Equivalence in Number Sentences - More About

The ability to identify and use arithmetic relationships within number sentences to solve problems such as

99 – □ = 90 – 59

is very important for students because focusing on the structure of arithmetic relations establishes a bridge to algebra.

When completing number sentences that have missing numbers, many students can work only computationally and do not recognise or use the relationships between the number expressions on the two sides of the number sentence.

For example, to find the number in the box in 99 – □ = 90 – 59, some students can look at the whole sentence and see that because 99 is 9 bigger than 90, the number in the box needs to be 9 bigger than 59 so that the differences are equal. This is an example of relational thinking: thinking about the whole statement and how the parts must be connected.

It is essential for dealing with algebraic equations.
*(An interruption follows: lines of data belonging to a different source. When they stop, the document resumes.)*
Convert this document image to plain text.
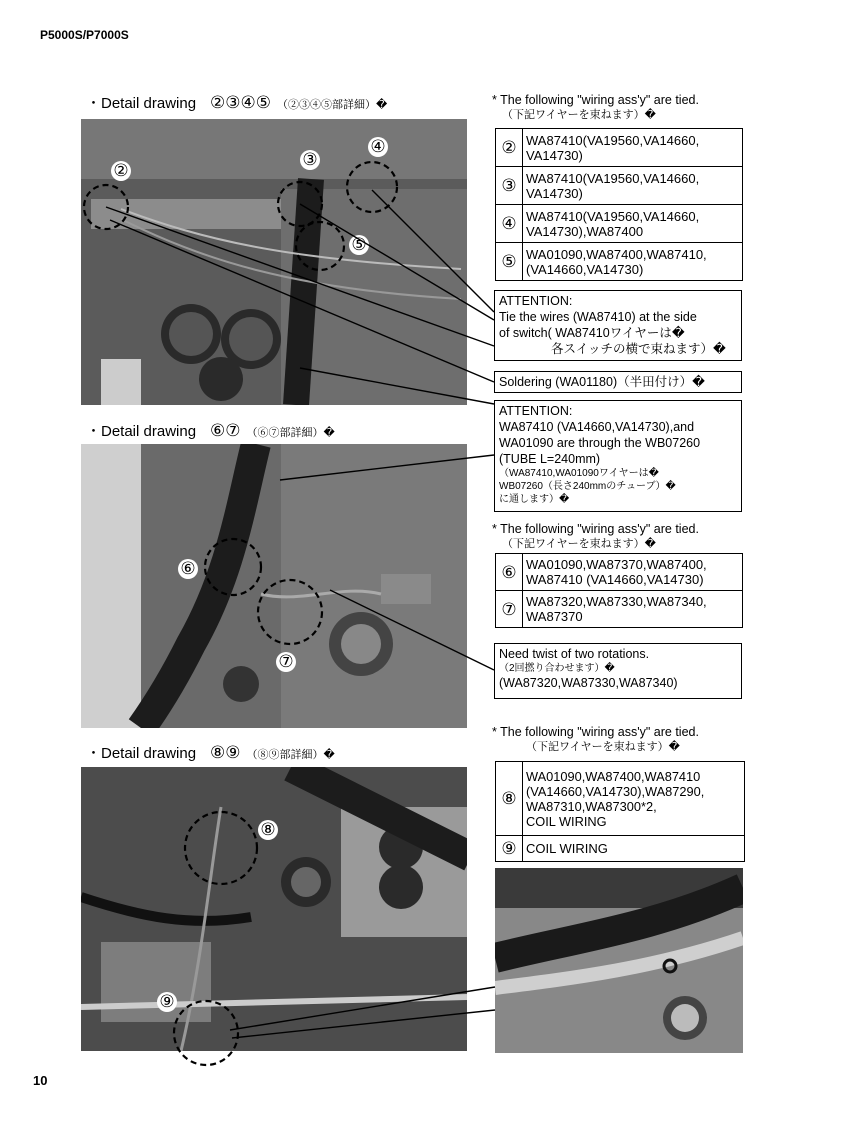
P5000S/P7000S
・Detail drawing ②③④⑤ （②③④⑤部詳細）�	* The following "wiring ass'y" are tied.
（下記ワイヤーを束ねます）�
②
③
④
⑤
②	WA87410(VA19560,VA14660,
VA14730)
③	WA87410(VA19560,VA14660,
VA14730)
④	WA87410(VA19560,VA14660,
VA14730),WA87400
⑤	WA01090,WA87400,WA87410,
(VA14660,VA14730)
ATTENTION:
Tie the wires (WA87410) at the side
of switch( WA87410ワイヤーは�
各スイッチの横で束ねます）�
Soldering (WA01180)（半田付け）�
ATTENTION:
WA87410 (VA14660,VA14730),and
WA01090 are through the WB07260
(TUBE L=240mm)
（WA87410,WA01090ワイヤーは�
WB07260（長さ240mmのチューブ）�
に通します）�
・Detail drawing ⑥⑦ （⑥⑦部詳細）�
⑥
⑦
* The following "wiring ass'y" are tied.
（下記ワイヤーを束ねます）�
⑥	WA01090,WA87370,WA87400,
WA87410 (VA14660,VA14730)
⑦	WA87320,WA87330,WA87340,
WA87370
Need twist of two rotations.
（2回撚り合わせます）�
(WA87320,WA87330,WA87340)
・Detail drawing ⑧⑨ （⑧⑨部詳細）�
* The following "wiring ass'y" are tied.
（下記ワイヤーを束ねます）�
⑧
⑨
⑧	WA01090,WA87400,WA87410
(VA14660,VA14730),WA87290,
WA87310,WA87300*2,
COIL WIRING
⑨	COIL WIRING
10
As another example, consider 26 + 39 = □ + 23

If students first calculate the left hand side to give 65, and then reason that they need to find the number that is added to 23 to give 65, they are working computationally. While many students will successfully find the missing number in this way, a computational approach is not giving them the necessary experience in seeing relationships between number expressions. They are not focussing on the properties of the operation of addition that is critical for algebra.

There are also students who do not understand the meaning of the equal sign, so to them, the equals sign is a cue to provide an 'answer'. These students may ignore the 23 on the right hand side and simply write 26 + 39 = 65 so the number in the box is 65.

Similarly, with number sentences involving differences, it is important that students recognise that they must keep the difference the same.

Working with uncalculated expressions

The ability to be prepared to work with uncalculated expressions and look at the relationships within them, is very important for later mathematics.

For example:

• you can calculate 1 + 2 + 3 + 4 + 5 + 6 + 7 + 8 + 9 + 10 + 11 + 12 + 13 + 14 + 15 + 16 + 17 + 18 + 19 directly, or you can look for patterns and use them for smart calculation (eg matching up the 1 and 19 to get 20, the 2 and 18 to get 20, the 3 and 17 to get 20 etc.
• algebraic expressions are 'uncalculated' (e.g. you need to know x + 3 is 5 less than x + 8, even though you don't know what number it is),
• rules for algebra are formal expressions of the informal ideas that are used here in arithmetic. For example, the algebraic identity a - (b - c) = a + c - b is a generalisation of 100 - 19 = 101 - 20 (a = 100, b = 20, c = 1).